Function | Value | Explanation |
---|---|---|

order | 81 | |

prime-base logarithm of order | 4 | |

exponent | 9 | |

prime-base logarithm of exponent | 2 | |

nilpotency class | 2 | |

derived length | 2 | |

Frattini length | 2 | |

Fitting length | 1 | |

minimum size of generating set | 3 | |

subgroup rank | 3 | |

rank as p-group | 2 | |

normal rank as p-group | 2 | |

characteristic rank as p-group | 1 |

## Group properties

Property | Satisfied? | Explanation |
---|---|---|

abelian group | No | |

metabelian group | Yes | |

group of nilpotency class two | Yes | |

directly indecomposable group | Yes | |

centrally indecomposable group | No |

## GAP implementation

### Group ID

This finite group has order 81 and has ID 14 among the groups of order 81 in GAP's SmallGroup library.
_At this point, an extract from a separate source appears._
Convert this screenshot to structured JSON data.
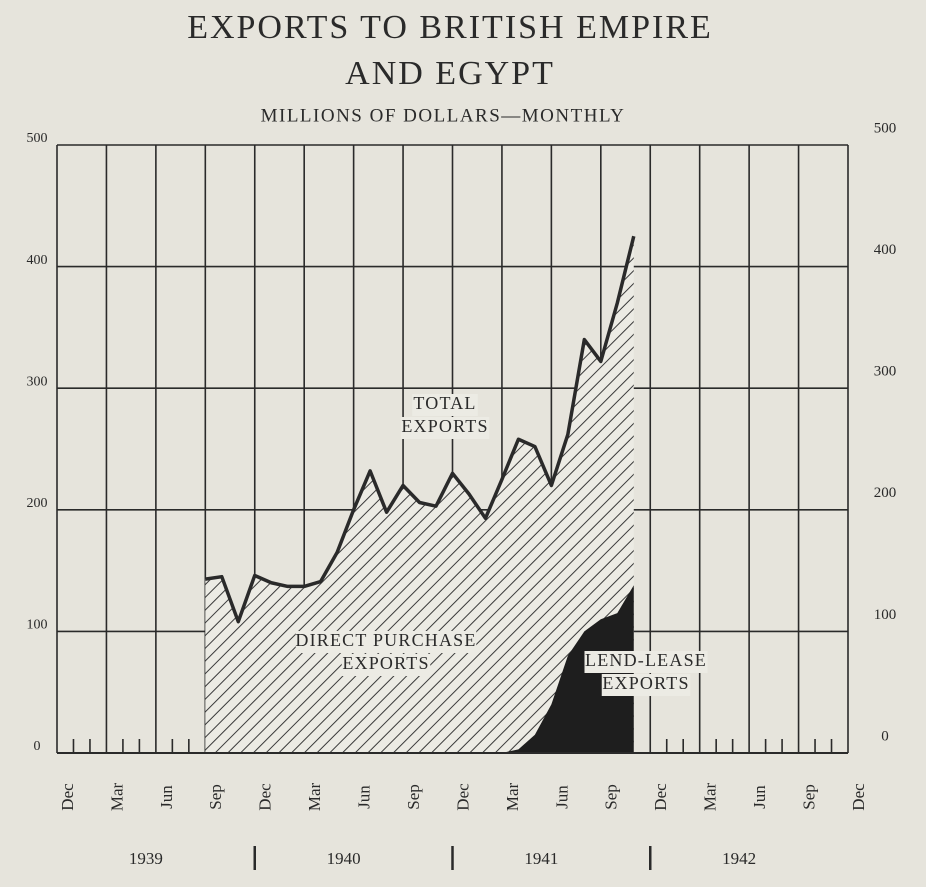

For context, there are 15 groups of order 81. It can thus be defined using GAP's SmallGroup function as:

`SmallGroup(81,14)`

For instance, we can use the following assignment in GAP to create the group and name it :

`gap> G := SmallGroup(81,14);`

Conversely, to check whether a given group is in fact the group we want, we can use GAP's IdGroup function:

`IdGroup(G) = [81,14]`

or just do:

`IdGroup(G)`

to have GAP output the group ID, that we can then compare to what we want.